There have been a number of attempts throughout history to limit these freedoms in the United States that have widely been defeated. Lately however, the press and expression as a whole has come under greater control of the government and in doing so, limiting the the rights of citizens.
Press Freedom Index concerns
Reporters Without Borders released its ranking for its Press Freedom Index and has found that there is a strong link between democracies and open expression. By allowing for an free dialogue regarding government criticisms the voice of the people can be better represented in legislative proceedings. The Secretary General of the organization, Christophe Deloire, elaborated on this relationship.
"The Press Freedom Index published by Reporters Without Borders does not take direct account of the kind of political system," he said, "but it is clear that democracies provide better protection for the freedom to produce and circulate accurate news and information than countries where human rights are flouted."
This is why the ranking of the U.S. is rather alarming. According to the Index, the country ranked 32nd in the world, being beat out by countries such as Australia, Ghana and Suriname. While the country has moved up 15 spots since last year, these numbers still have a far ways to go, especially when "democracy" is often one of the major pillars of the country's foreign policy.
Federal government "falls short of promise"
This ranking can perhaps be better understood in the context of a recent report from the Committee to Protect Journalists. The report is the first of its kind from the CPJ and indicates that surveillance programs within the United States have been a major reason to blame for the limitations on freedom.
When President Barack Obama first took office, he pledged to make the government transparent, however, the report finds that this has been just the opposite. Since 2009, there have been six government employees and two contractors, one of which was Edward Snowden, that that have been pursued under the 1917 Espionage Act, but what is arguably more concerning is that there have been a total of three such instances in all the previous presidential administrations.
Looking at the Edward Snowden leaks about the PRISM scandal as a reference, this becomes increasingly alarming given that the information that came out revealed that the program actually violated the privacy rights of citizens' as opposed to an actual act of "spying."

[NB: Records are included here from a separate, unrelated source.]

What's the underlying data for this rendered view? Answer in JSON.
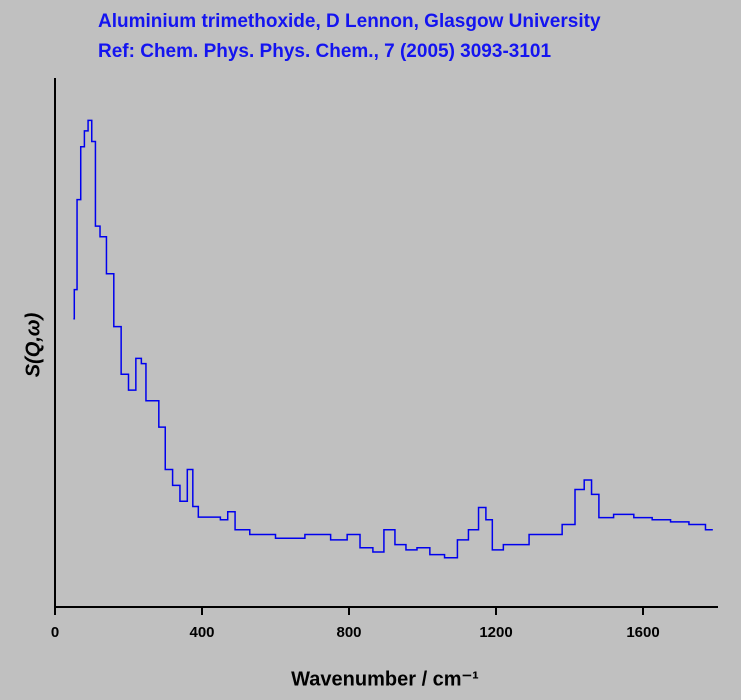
{
  "chart_data": {
    "type": "line",
    "title": "Aluminium trimethoxide, D Lennon, Glasgow University",
    "subtitle": "Ref: Chem. Phys. Phys. Chem., 7 (2005) 3093-3101",
    "xlabel": "Wavenumber / cm⁻¹",
    "ylabel": "S(Q,ω)",
    "xlim": [
      0,
      1800
    ],
    "ylim": [
      0,
      100
    ],
    "xticks": [
      0,
      400,
      800,
      1200,
      1600
    ],
    "step": true,
    "series": [
      {
        "color": "#0000ee",
        "x": [
          50,
          55,
          65,
          75,
          85,
          95,
          105,
          115,
          130,
          150,
          170,
          190,
          210,
          230,
          240,
          255,
          275,
          290,
          310,
          330,
          350,
          370,
          380,
          400,
          440,
          460,
          480,
          500,
          560,
          640,
          720,
          780,
          810,
          850,
          880,
          910,
          940,
          970,
          1000,
          1040,
          1080,
          1110,
          1140,
          1165,
          1180,
          1200,
          1240,
          1280,
          1300,
          1360,
          1400,
          1430,
          1450,
          1470,
          1490,
          1550,
          1600,
          1650,
          1700,
          1750,
          1790
        ],
        "values": [
          54.5,
          60,
          77,
          87,
          90,
          92,
          88,
          72,
          70,
          63,
          53,
          44,
          41,
          47,
          46,
          39,
          39,
          34,
          26,
          23,
          20,
          26,
          19,
          17,
          17,
          16.5,
          18,
          14.6,
          13.7,
          13,
          13.7,
          12.7,
          13.7,
          11.2,
          10.4,
          14.6,
          11.8,
          10.8,
          11.2,
          9.9,
          9.3,
          12.7,
          14.6,
          18.8,
          16.5,
          10.8,
          11.8,
          11.8,
          13.7,
          13.7,
          15.6,
          22.2,
          24,
          21.3,
          16.9,
          17.5,
          16.9,
          16.5,
          16.1,
          15.6,
          14.6
        ]
      }
    ]
  }
}
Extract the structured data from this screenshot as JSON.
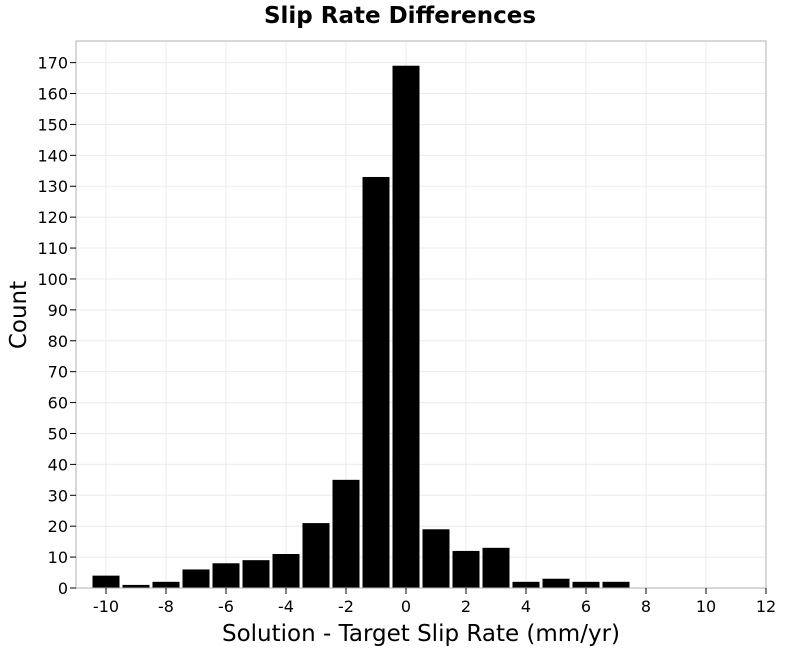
{
  "chart_data": {
    "type": "bar",
    "title": "Slip Rate Differences",
    "xlabel": "Solution - Target Slip Rate (mm/yr)",
    "ylabel": "Count",
    "xlim": [
      -11,
      12
    ],
    "ylim": [
      0,
      177
    ],
    "x_ticks": [
      -10,
      -8,
      -6,
      -4,
      -2,
      0,
      2,
      4,
      6,
      8,
      10,
      12
    ],
    "y_ticks": [
      0,
      10,
      20,
      30,
      40,
      50,
      60,
      70,
      80,
      90,
      100,
      110,
      120,
      130,
      140,
      150,
      160,
      170
    ],
    "bin_width": 1,
    "bin_centers": [
      -10,
      -9,
      -8,
      -7,
      -6,
      -5,
      -4,
      -3,
      -2,
      -1,
      0,
      1,
      2,
      3,
      4,
      5,
      6,
      7
    ],
    "values": [
      4,
      1,
      2,
      6,
      8,
      9,
      11,
      21,
      35,
      133,
      169,
      19,
      12,
      13,
      2,
      3,
      2,
      2
    ],
    "bar_color": "#000000",
    "grid": true
  }
}
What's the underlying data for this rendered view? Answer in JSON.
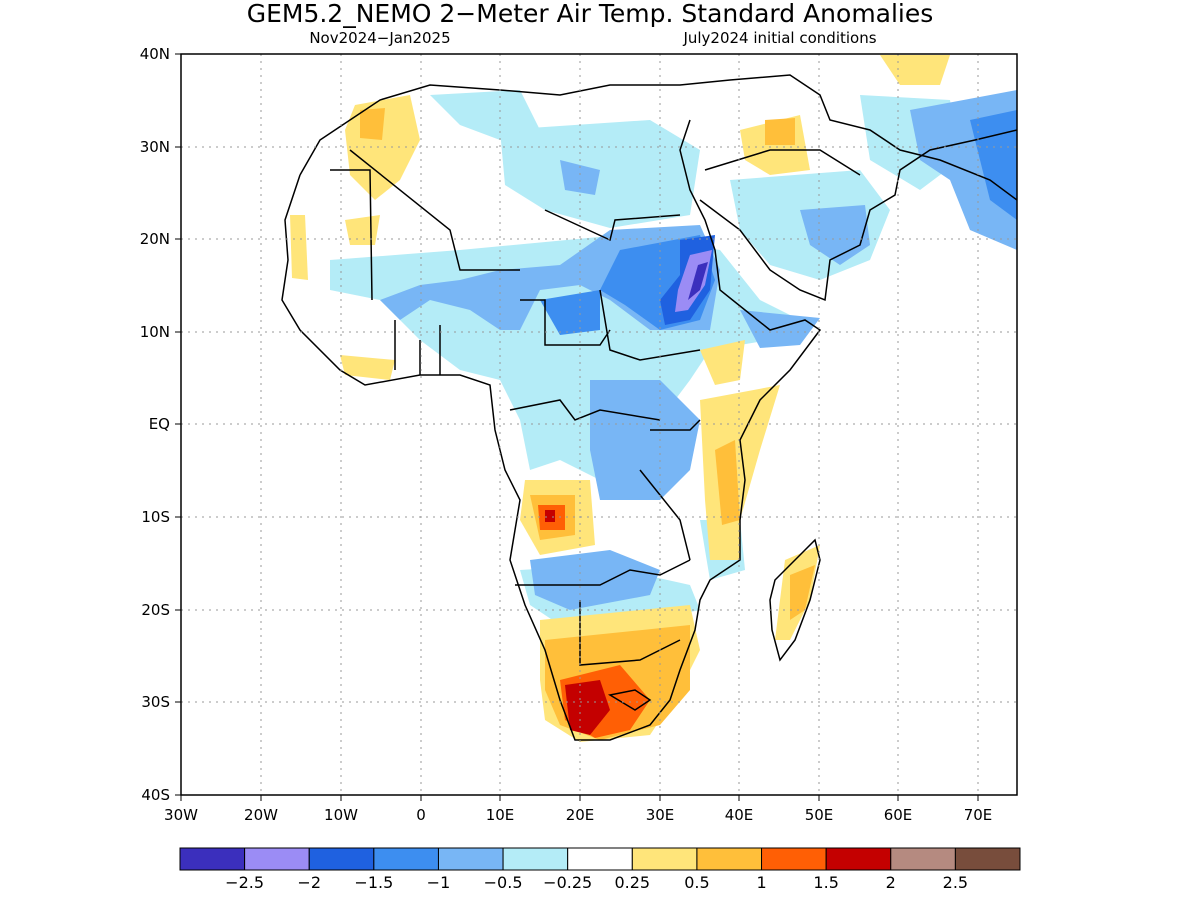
{
  "map": {
    "title": "GEM5.2_NEMO 2−Meter Air Temp. Standard Anomalies",
    "period": "Nov2024−Jan2025",
    "initial_conditions": "July2024 initial conditions",
    "lat_ticks": [
      "40N",
      "30N",
      "20N",
      "10N",
      "EQ",
      "10S",
      "20S",
      "30S",
      "40S"
    ],
    "lon_ticks": [
      "30W",
      "20W",
      "10W",
      "0",
      "10E",
      "20E",
      "30E",
      "40E",
      "50E",
      "60E",
      "70E"
    ],
    "extent": {
      "lon": [
        -30,
        75
      ],
      "lat": [
        -40,
        40
      ]
    },
    "grid": "dotted",
    "colorbar": {
      "colors": [
        "#3b2fbd",
        "#9b8cf5",
        "#1f61e0",
        "#3d8ef0",
        "#78b6f5",
        "#b4ecf7",
        "#ffffff",
        "#ffe57a",
        "#ffbf3a",
        "#ff5f05",
        "#c40000",
        "#b58a80",
        "#784d3c"
      ],
      "labels": [
        "−2.5",
        "−2",
        "−1.5",
        "−1",
        "−0.5",
        "−0.25",
        "0.25",
        "0.5",
        "1",
        "1.5",
        "2",
        "2.5"
      ]
    }
  }
}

On top of this, a number of journalists have come under greater scrutiny as of late. The report explains that journalists and their government contacts who provide this information are growing increasingly concerned that their emails and wires could be tapped by the government because of the information that they publish. This is making both the journalists and contacts fearful of publishing this kind of information in the future.
Unfortunately, as the government pursues this kind of action, it says it is doing the opposite.
"President Obama had said that default should be disclosure," a New York Times reporter told the news source. "The culture they've created is not one that favors disclosure."
This makes one wonder how democratic of a society has the U.S. become.